Main results include:
- The first algorithm for Online Linear Optimization with an approximation oracle (these include many natural online variants of combinatorial problems such as TSP, Vertex-Cover and more) with only logarithmic oracle complexity, see NIPS17 paper.
- A result showing that in many cases of interest the computationally-efficient Online Gradient Descent algorithm achieves logarithmic regret on non-strongly convex sequences (previous such algorithms are much less scalable), see the recent manuscript.
- A result which analyzes the regret of the nonconvex online gradient ascent for Online PCA, showing that when the data follows a stochastic model subject to adversarial-perturbations this nonconvex optimization algorithm can provably minimize regret (greatly improving over previous convex optimization-based algorithms which are much less scalable), see the recent manuscript.
Projection-free Learning and Optimization
The computational bottleneck in scaling-up many machine learning optimization algorithms is the difficulty of computing orthogonal projections onto convex sets. A very popular example is that of low-rank matrix factorization problems, such as the highly popular matrix-completion problem which is at the heart of many digital-content recommendation systems. For such problems this projection amounts to computing very expensive matrix decompositions (e.g., full-rank singular-value decomposition). An alternative is to use so-called projection-free algorithms which are mostly based on the classical Conditional Gradient (CG) algrotihm (aka Frank-Wolfe), which apply much more efficient steps (e.g., only low-rank SVD in the context of low-rank matrix problems).
Main results include:
- The first linearly converging CG algorithm for optimization over polytopes (exponential improvement over previous results), and the first regret-optimal algorithm for online learning, see FOCS13 paper and SIOPT paper. An even more efficient algorithm with promising empirical performance is described in this NIPS16a paper.
- The first provably-faster CG algorithm for optimization with low-rank matrices, see NIPS16b paper.
- Faster analysis of CG (quadratic improvement) for strongly-convex sets, see ICML15a paper.
- Fast stochastic algorithms for low-rank and nonsmooth matrix problems, see here.

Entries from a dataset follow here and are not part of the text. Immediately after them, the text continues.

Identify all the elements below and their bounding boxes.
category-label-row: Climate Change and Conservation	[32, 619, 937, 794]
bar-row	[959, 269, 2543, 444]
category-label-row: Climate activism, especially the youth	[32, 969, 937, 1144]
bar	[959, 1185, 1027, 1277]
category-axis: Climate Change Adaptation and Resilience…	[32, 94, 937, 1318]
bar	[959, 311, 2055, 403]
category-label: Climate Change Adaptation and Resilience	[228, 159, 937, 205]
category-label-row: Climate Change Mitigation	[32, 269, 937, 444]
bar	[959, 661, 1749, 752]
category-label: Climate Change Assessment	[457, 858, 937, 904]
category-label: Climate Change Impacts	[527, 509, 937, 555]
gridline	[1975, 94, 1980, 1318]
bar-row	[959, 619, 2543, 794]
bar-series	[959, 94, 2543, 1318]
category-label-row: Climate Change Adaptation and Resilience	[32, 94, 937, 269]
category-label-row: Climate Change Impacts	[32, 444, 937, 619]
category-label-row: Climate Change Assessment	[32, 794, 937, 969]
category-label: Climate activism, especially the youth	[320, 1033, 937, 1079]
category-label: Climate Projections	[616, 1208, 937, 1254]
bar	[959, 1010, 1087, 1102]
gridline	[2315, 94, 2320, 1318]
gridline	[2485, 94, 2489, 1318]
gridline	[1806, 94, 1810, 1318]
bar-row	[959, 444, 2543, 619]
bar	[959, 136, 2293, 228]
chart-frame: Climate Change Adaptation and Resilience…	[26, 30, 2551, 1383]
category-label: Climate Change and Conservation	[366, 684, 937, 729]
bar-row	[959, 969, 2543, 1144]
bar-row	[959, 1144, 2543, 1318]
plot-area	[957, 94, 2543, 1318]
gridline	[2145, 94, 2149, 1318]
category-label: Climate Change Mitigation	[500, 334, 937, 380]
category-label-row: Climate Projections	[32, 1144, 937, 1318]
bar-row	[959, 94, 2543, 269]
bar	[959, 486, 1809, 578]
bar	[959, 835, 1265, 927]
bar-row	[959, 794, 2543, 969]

- Fast CG-type algorithms for several matrix-recovery problems, see here.
Efficient PCA Algorithms
Principal Component Analysis is one of the most celebrated and popular data-analysis procedures and as such, its efficient implementation is of significant interest. I have studied this fundamental problem in several computational settings of interest. Current results include:
- A general framework reducing top-eigenvector computation to solving only a short sequence of convex quadratic problems . This gives rise a stochastic algorithm for PCA which significantly improves over classical methods and is the fastest to date in a wide regime of parameters, see this manuscript and this ICML16 paper. Follow-up works which exhibit promising empirical performance consider the closely related problem of Canonical Correlation Analysis, see NIPS16c paper, and the use of coordinate-descent methods, see ALT18 paper.

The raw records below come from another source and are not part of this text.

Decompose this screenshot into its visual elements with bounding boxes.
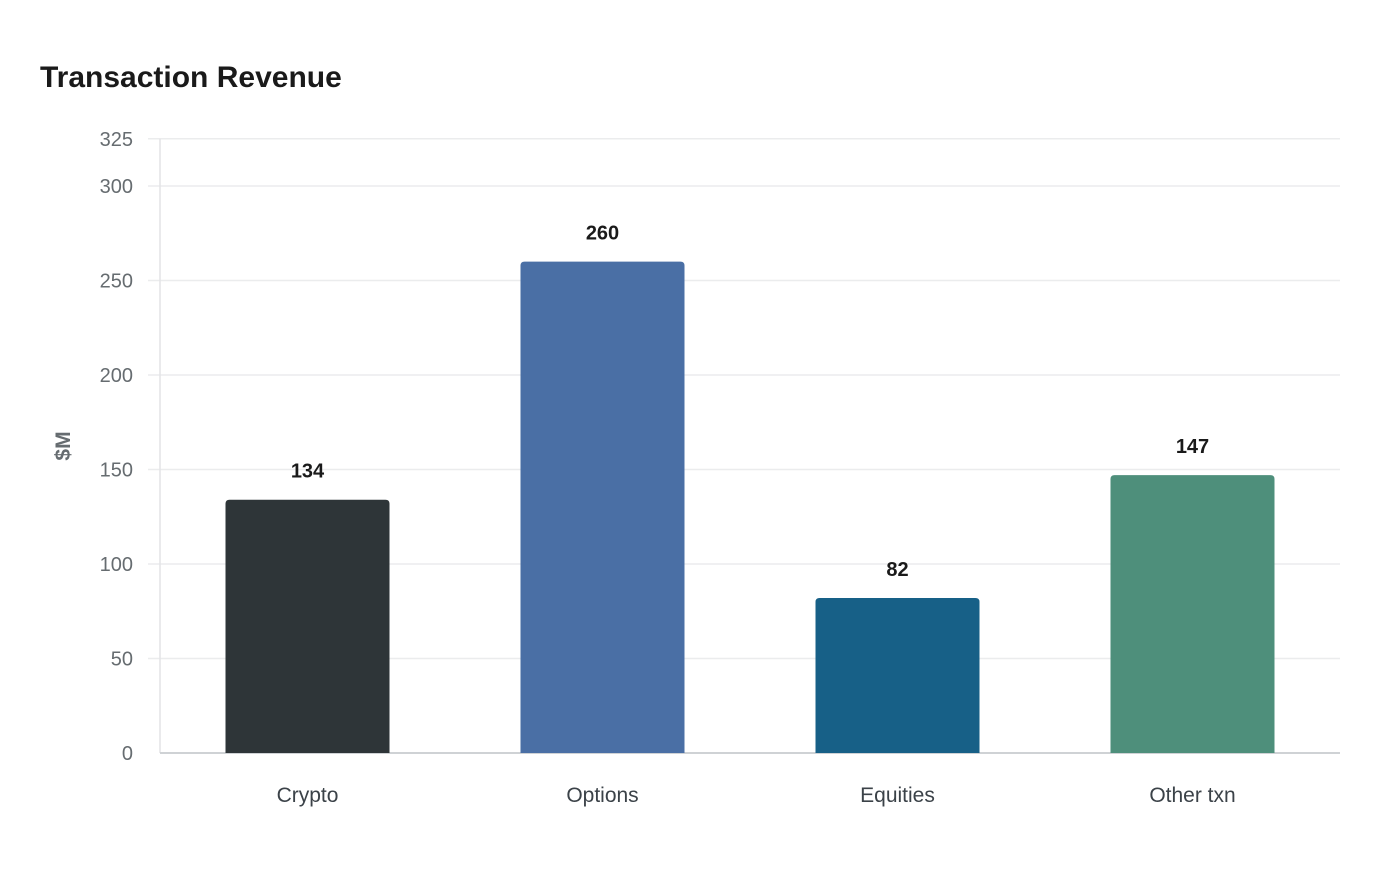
- bar-options: [520, 261, 685, 753]
- data-label: 134: [291, 461, 325, 483]
- data-label: 82: [886, 559, 908, 581]
- data-label: 147: [1176, 436, 1209, 458]
- bar-other-txn: [1110, 475, 1275, 753]
- y-tick-label: 200: [100, 365, 133, 387]
- x-tick-label: Other txn: [1149, 784, 1235, 807]
- y-tick-label: 300: [100, 176, 133, 198]
- y-axis-title: $M: [52, 431, 75, 460]
- x-tick-label: Options: [566, 784, 638, 807]
- data-label: 260: [586, 223, 619, 245]
- bar-crypto: [225, 499, 390, 753]
- y-tick-label: 250: [100, 271, 133, 293]
- y-tick-label: 50: [111, 649, 133, 671]
- x-tick-label: Crypto: [277, 784, 339, 807]
- chart-title: Transaction Revenue: [40, 61, 342, 94]
- y-tick-label: 100: [100, 554, 133, 576]
- bar-equities: [815, 598, 980, 753]
- x-tick-label: Equities: [860, 784, 935, 807]
- y-tick-label: 0: [122, 743, 133, 765]
- y-tick-label: 150: [100, 460, 133, 482]
- y-tick-label: 325: [100, 129, 133, 151]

- Communication-efficient distributed algorithms for stochastic estimation of principal components , see ICML17 paper.
- Time and memory efficient PCA computation in the streaming model , see SODA15 paper.
- Efficient PCA algorithms for adversarial online learning settings, see ICML15b paper, and the recent manuscript.
Fast Algorithms for Semidefinite Programming
Solving semidefinite programs is an important subprocedure in many state-of-the-art algorithms for ML and optimization. It is also notoriously difficult to solve in large scale. I have introduced the first sublinear-time algorithm for solving SDPs (see NIPS11 paper) which I later significantly improved in this Math. Prog. paper, and gives the current fastest running times in a wide regime of parameters. This result is further accelerated using my work on faster eigenvector computations, as described here (Sec. 7).
I have also developed a novel randomized smoothing technique for SDP which is particularly suitable for sparse data, as described in my dissertation (Sec. 4.7).